Log Files as a Tool for Improving Internet Dictionaries
DOI:
https://doi.org/10.7146/hjlcb.v18i34.25802Abstract
In their advertisements, dictionary publishers often praise their dictionaries for taking into account the exact needs of the users. Until the beginning of the 1980s, however, no theoretical contributions on dictionary use were available, neither in the form of purely theoretical considerations nor in the form of empirical research. Since then, the situation has changed completely. Such a large number of user surveys have been carried out that it is no longer possible to give a complete overview. Nevertheless, this has led to no significant improvement of the situation as the majority of these surveys are not related to concrete examples of dictionary use. The surveys, which have always been concerned with printed dictionaries, have therefore not contributed to substantial improvements of dictionary conception.
In the case of internet dictionaries, on the other hand, technical possibilities enable lexicographers to monitor user behaviour in a different and much more precise way.
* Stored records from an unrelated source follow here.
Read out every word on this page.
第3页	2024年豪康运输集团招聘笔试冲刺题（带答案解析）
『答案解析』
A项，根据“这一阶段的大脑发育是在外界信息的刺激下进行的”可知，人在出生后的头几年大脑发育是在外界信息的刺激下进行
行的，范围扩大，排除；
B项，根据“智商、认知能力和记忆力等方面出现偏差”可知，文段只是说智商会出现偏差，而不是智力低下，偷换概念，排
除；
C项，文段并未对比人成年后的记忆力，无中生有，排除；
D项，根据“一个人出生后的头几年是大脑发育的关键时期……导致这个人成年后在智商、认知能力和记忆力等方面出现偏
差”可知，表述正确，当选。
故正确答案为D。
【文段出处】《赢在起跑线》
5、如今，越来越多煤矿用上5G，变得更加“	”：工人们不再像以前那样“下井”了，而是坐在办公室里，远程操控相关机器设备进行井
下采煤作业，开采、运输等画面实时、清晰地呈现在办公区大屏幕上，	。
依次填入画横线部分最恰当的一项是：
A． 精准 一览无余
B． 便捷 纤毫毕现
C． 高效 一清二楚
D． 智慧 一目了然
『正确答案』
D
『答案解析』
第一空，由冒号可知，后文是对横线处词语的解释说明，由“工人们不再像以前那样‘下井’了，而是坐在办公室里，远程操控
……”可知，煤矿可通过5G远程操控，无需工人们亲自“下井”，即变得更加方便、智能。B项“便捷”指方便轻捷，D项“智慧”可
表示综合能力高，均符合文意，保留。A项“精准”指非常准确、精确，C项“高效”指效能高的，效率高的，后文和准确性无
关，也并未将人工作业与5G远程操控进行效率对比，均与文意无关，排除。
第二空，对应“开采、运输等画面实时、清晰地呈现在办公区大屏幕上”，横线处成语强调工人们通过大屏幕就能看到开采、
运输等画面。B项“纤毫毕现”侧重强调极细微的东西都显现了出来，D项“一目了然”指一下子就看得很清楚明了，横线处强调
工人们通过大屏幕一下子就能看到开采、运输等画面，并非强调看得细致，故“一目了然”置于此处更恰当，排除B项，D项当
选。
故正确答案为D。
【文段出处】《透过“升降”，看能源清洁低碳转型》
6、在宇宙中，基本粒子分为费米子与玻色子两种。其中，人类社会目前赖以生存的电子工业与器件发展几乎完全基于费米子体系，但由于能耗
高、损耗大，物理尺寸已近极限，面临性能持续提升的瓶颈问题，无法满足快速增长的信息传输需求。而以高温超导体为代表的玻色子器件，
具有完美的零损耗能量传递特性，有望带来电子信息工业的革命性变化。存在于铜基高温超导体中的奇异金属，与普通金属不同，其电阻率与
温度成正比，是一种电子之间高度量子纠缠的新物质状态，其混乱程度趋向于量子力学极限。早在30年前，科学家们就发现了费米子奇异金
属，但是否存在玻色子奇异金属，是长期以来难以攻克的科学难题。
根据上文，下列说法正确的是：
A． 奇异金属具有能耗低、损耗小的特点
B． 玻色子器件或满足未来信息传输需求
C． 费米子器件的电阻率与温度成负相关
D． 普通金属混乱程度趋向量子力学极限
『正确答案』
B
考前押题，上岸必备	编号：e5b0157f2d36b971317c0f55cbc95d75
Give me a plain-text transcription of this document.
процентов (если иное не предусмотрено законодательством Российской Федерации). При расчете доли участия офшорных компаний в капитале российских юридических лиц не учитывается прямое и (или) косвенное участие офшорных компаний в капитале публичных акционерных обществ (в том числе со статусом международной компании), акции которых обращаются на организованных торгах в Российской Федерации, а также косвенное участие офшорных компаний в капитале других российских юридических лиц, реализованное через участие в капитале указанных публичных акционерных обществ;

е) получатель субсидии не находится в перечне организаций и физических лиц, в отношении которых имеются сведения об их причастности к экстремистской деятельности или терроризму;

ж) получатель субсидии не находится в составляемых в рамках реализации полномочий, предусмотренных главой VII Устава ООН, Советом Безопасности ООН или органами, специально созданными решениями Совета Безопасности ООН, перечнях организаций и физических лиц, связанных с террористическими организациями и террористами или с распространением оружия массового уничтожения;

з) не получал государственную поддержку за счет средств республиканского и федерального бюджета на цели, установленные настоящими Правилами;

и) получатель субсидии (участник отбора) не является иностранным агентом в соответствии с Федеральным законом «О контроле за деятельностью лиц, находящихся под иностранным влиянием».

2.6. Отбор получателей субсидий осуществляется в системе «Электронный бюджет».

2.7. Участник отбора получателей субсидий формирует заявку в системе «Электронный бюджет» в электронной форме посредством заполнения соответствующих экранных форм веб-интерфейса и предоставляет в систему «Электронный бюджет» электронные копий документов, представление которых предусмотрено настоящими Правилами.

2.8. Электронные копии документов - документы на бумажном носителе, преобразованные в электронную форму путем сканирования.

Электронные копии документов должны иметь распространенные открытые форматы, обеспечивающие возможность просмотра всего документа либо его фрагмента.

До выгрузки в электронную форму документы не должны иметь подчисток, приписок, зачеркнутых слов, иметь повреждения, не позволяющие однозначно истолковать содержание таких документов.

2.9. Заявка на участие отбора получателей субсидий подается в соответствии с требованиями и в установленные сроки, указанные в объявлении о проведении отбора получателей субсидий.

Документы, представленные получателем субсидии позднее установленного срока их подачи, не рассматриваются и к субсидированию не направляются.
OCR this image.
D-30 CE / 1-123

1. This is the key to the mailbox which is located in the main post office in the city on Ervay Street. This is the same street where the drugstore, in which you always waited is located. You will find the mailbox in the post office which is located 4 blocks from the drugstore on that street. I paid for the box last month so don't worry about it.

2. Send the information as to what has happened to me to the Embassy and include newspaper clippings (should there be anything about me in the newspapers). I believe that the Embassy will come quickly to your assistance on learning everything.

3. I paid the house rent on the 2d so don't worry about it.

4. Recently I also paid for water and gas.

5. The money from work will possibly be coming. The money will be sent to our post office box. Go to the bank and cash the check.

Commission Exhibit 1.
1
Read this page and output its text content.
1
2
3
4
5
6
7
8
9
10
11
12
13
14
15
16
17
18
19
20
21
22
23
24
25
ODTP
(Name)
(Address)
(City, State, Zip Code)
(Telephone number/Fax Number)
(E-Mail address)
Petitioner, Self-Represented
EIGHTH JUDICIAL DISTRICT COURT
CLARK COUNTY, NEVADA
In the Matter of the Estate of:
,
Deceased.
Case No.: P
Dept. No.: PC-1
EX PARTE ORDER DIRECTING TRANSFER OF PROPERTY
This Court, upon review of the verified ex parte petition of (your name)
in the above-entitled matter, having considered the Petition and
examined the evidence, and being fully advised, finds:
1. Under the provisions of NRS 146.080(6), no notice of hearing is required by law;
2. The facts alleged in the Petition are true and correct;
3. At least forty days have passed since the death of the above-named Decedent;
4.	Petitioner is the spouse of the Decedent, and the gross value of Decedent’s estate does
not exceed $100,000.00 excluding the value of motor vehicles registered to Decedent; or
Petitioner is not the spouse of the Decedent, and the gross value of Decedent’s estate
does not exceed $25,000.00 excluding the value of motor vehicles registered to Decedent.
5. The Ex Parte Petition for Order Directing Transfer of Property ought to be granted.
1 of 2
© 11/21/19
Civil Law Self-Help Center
Analyses of log files reveal exactly which lemmas and which types of information have been requested, and, perhaps more significantly, which lemmas and which types of information have been requested but were not found in the dictionary. Furthermore, log files allow lexicographers to see the types of information which have not, or not yet, been searched for. All in all, log files may thus be used as a tool for improving internet dictionaries – and perhaps also printed dictionaries – quite considerably.